Yesterday's post was all about eating healthy and well and for your taste. I was slated to come in right around 1280 calories including my after dinner snack of strawberries, and guess what? The dreaded nighttime munchies got the better of me.
I had a serving of chips and salsa (would have eaten more but a serving was all that was left of the tortilla chips), and then I couldn't possibly stop there. Now that my mouth was on fire I decided what better way to cool it down than with some yummy ice cream. Two mammoth scoops of butter pecan ice cream later and I had finally silenced the munchie monster. And then....well then of course I was mad at myself for blowing all my hard work. I was angry at my lack of self-control. Then I said, "Self, you did run 3.75 miles this morning, maybe you were really just hungry and not binge eating."

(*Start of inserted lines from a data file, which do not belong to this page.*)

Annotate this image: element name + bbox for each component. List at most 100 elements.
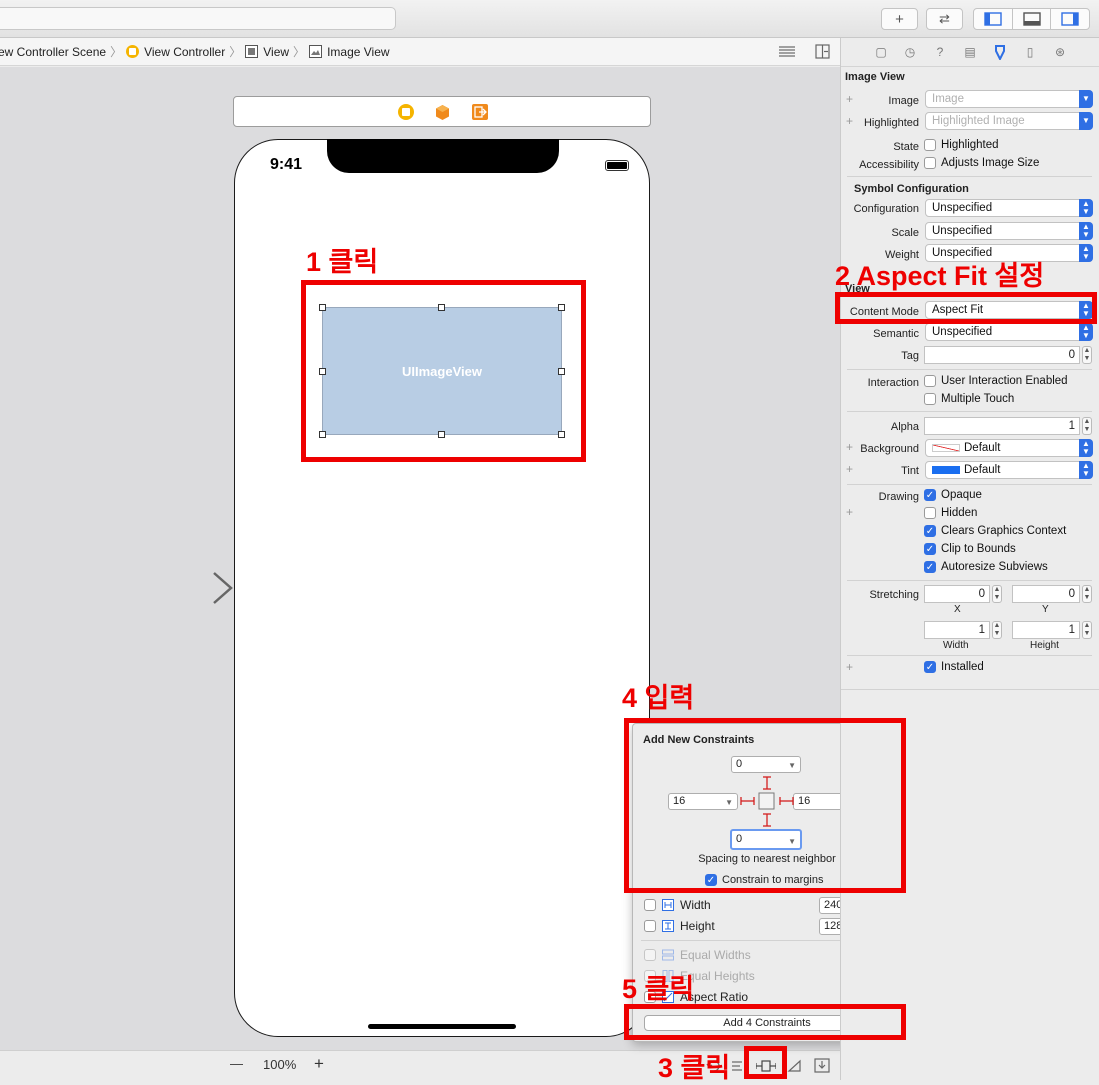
stretch-y-stepper[interactable]: ▲ ▼ bbox=[1082, 585, 1092, 603]
breadcrumb-view-controller[interactable]: View Controller bbox=[126, 45, 225, 59]
equal-widths-icon bbox=[662, 949, 674, 961]
align-icon[interactable] bbox=[730, 1058, 744, 1077]
width-checkbox[interactable]: Width bbox=[644, 898, 711, 912]
embed-in-icon[interactable] bbox=[814, 1058, 830, 1077]
editor-options-icon[interactable] bbox=[778, 45, 796, 62]
stretch-x-field[interactable]: 0 bbox=[924, 585, 990, 603]
toggle-debug-area-button[interactable] bbox=[1012, 8, 1051, 30]
height-caption: Height bbox=[1030, 640, 1059, 651]
connections-inspector-icon[interactable]: ⊛ bbox=[1053, 45, 1067, 59]
divider bbox=[847, 369, 1092, 370]
adjusts-image-size-checkbox[interactable]: Adjusts Image Size bbox=[924, 157, 1039, 169]
image-combobox[interactable]: Image ▼ bbox=[925, 90, 1093, 108]
history-icon[interactable]: ◷ bbox=[903, 45, 917, 59]
interaction-label: Interaction bbox=[867, 377, 919, 389]
zoom-out-button[interactable]: — bbox=[230, 1056, 243, 1071]
tag-stepper[interactable]: ▲ ▼ bbox=[1082, 346, 1092, 364]
stretch-height-stepper[interactable]: ▲ ▼ bbox=[1082, 621, 1092, 639]
alpha-label: Alpha bbox=[890, 421, 919, 433]
clip-to-bounds-checkbox[interactable]: ✓ Clip to Bounds bbox=[924, 543, 1016, 555]
state-label: State bbox=[893, 141, 919, 153]
add-editor-icon[interactable] bbox=[815, 44, 830, 62]
divider bbox=[847, 176, 1092, 177]
annotation-step4: 4 입력 bbox=[622, 683, 695, 713]
width-constraint-icon bbox=[662, 899, 674, 911]
annotation-step1: 1 클릭 bbox=[306, 247, 379, 277]
attributes-inspector-icon[interactable] bbox=[993, 45, 1007, 62]
plus-icon[interactable]: + bbox=[846, 505, 853, 519]
file-inspector-icon[interactable]: ▢ bbox=[874, 45, 888, 59]
breadcrumb-scene[interactable]: ew Controller Scene bbox=[0, 45, 106, 59]
equal-widths-checkbox[interactable]: Equal Widths bbox=[644, 948, 751, 962]
tag-label: Tag bbox=[901, 350, 919, 362]
battery-icon bbox=[605, 160, 629, 171]
plus-icon[interactable]: + bbox=[846, 660, 853, 674]
user-interaction-checkbox[interactable]: User Interaction Enabled bbox=[924, 375, 1068, 387]
opaque-checkbox[interactable]: ✓ Opaque bbox=[924, 489, 982, 501]
stretch-y-field[interactable]: 0 bbox=[1012, 585, 1080, 603]
annotation-box-add-button bbox=[624, 1004, 906, 1040]
stretch-width-stepper[interactable]: ▲ ▼ bbox=[992, 621, 1002, 639]
home-indicator bbox=[368, 1024, 516, 1029]
breadcrumb-image-view[interactable]: Image View bbox=[309, 45, 390, 59]
annotation-box-constraints bbox=[624, 718, 906, 893]
scale-popup[interactable]: Unspecified ▲ ▼ bbox=[925, 222, 1093, 240]
configuration-label: Configuration bbox=[853, 203, 919, 215]
stretching-label: Stretching bbox=[869, 589, 919, 601]
device-frame: 9:41 bbox=[234, 139, 650, 1037]
toggle-navigator-button[interactable] bbox=[973, 8, 1013, 30]
status-bar-time: 9:41 bbox=[270, 156, 303, 173]
stretch-x-stepper[interactable]: ▲ ▼ bbox=[992, 585, 1002, 603]
hidden-checkbox[interactable]: Hidden bbox=[924, 507, 977, 519]
chevron-right-icon: 〉 bbox=[110, 45, 123, 59]
tag-field[interactable]: 0 bbox=[924, 346, 1080, 364]
notch bbox=[327, 139, 559, 173]
library-button[interactable]: + bbox=[881, 8, 918, 30]
width-caption: Width bbox=[943, 640, 969, 651]
zoom-in-button[interactable]: + bbox=[314, 1054, 324, 1074]
semantic-popup[interactable]: Unspecified ▲ ▼ bbox=[925, 323, 1093, 341]
autoresize-subviews-checkbox[interactable]: ✓ Autoresize Subviews bbox=[924, 561, 1048, 573]
left-panel-icon bbox=[984, 12, 1002, 26]
toggle-inspector-button[interactable] bbox=[1050, 8, 1090, 30]
highlighted-image-combobox[interactable]: Highlighted Image ▼ bbox=[925, 112, 1093, 130]
annotation-box-content-mode bbox=[835, 292, 1097, 324]
configuration-popup[interactable]: Unspecified ▲ ▼ bbox=[925, 199, 1093, 217]
height-checkbox[interactable]: Height bbox=[644, 919, 715, 933]
size-inspector-icon[interactable]: ▯ bbox=[1023, 45, 1037, 59]
blue-color-swatch bbox=[932, 465, 960, 474]
multiple-touch-checkbox[interactable]: Multiple Touch bbox=[924, 393, 1014, 405]
swap-arrows-icon: ⇄ bbox=[939, 11, 950, 26]
installed-checkbox[interactable]: ✓ Installed bbox=[924, 661, 984, 673]
alpha-stepper[interactable]: ▲ ▼ bbox=[1082, 417, 1092, 435]
divider bbox=[847, 484, 1092, 485]
stretch-width-field[interactable]: 1 bbox=[924, 621, 990, 639]
exit-icon[interactable] bbox=[472, 104, 488, 120]
activity-field bbox=[0, 7, 396, 30]
code-review-button[interactable]: ⇄ bbox=[926, 8, 963, 30]
scale-label: Scale bbox=[891, 227, 919, 239]
first-responder-icon[interactable] bbox=[434, 104, 451, 124]
chevron-right-icon: 〉 bbox=[293, 45, 306, 59]
divider bbox=[847, 411, 1092, 412]
view-controller-icon[interactable] bbox=[398, 104, 414, 120]
help-icon[interactable]: ? bbox=[933, 45, 947, 59]
breadcrumb: ew Controller Scene 〉 View Controller 〉 … bbox=[0, 38, 840, 66]
zoom-level[interactable]: 100% bbox=[263, 1057, 296, 1072]
identity-inspector-icon[interactable]: ▤ bbox=[963, 45, 977, 59]
divider bbox=[847, 580, 1092, 581]
highlighted-checkbox[interactable]: Highlighted bbox=[924, 139, 999, 151]
resolve-issues-icon[interactable] bbox=[787, 1058, 803, 1077]
window-toolbar: + ⇄ bbox=[0, 0, 1099, 38]
annotation-step3: 3 클릭 bbox=[658, 1053, 731, 1083]
stretch-height-field[interactable]: 1 bbox=[1012, 621, 1080, 639]
alpha-field[interactable]: 1 bbox=[924, 417, 1080, 435]
tint-color-popup[interactable]: Default ▲ ▼ bbox=[925, 461, 1093, 479]
annotation-box-constraints-icon bbox=[744, 1046, 787, 1079]
entry-point-arrow[interactable] bbox=[134, 570, 234, 606]
clears-graphics-checkbox[interactable]: ✓ Clears Graphics Context bbox=[924, 525, 1066, 537]
image-label: Image bbox=[888, 95, 919, 107]
breadcrumb-view[interactable]: View bbox=[245, 45, 289, 59]
annotation-step2: 2 Aspect Fit 설정 bbox=[835, 261, 1045, 291]
background-color-popup[interactable]: Default ▲ ▼ bbox=[925, 439, 1093, 457]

Which brings me to my point. I tried really hard not to be mad at myself this morning when I woke up. I tried really hard not to let the guilt get me down. Because today is another day. A new chance. I was up bright and early mapping out my day. Running was out due to torrential flooding and continuous downpours, I know Lindsay over at Healthy Stride likes running in the rain and I do too, but I didn't think Stella would much appreciate being pushed in the jog stroller through a monsoon. So instead I did an hour of yoga and planned my eating for the day. Because today...I am back in control. The guilt isn't getting to me, honest to goodness that one bowl of ice cream isn't going to ruin all my work. An indulgence is just that, and is perfectly fine and part of a healthy diet.
Everything in moderation is a mantra of mine. Along with mind over matter. I know I am capable of anything as long as I set my mind to it. The mental blocks are the hardest.
Do you have a mental block keeping you from achieving your goals? What do you do to let go of the guilt when you have an "ooops slip up" moment?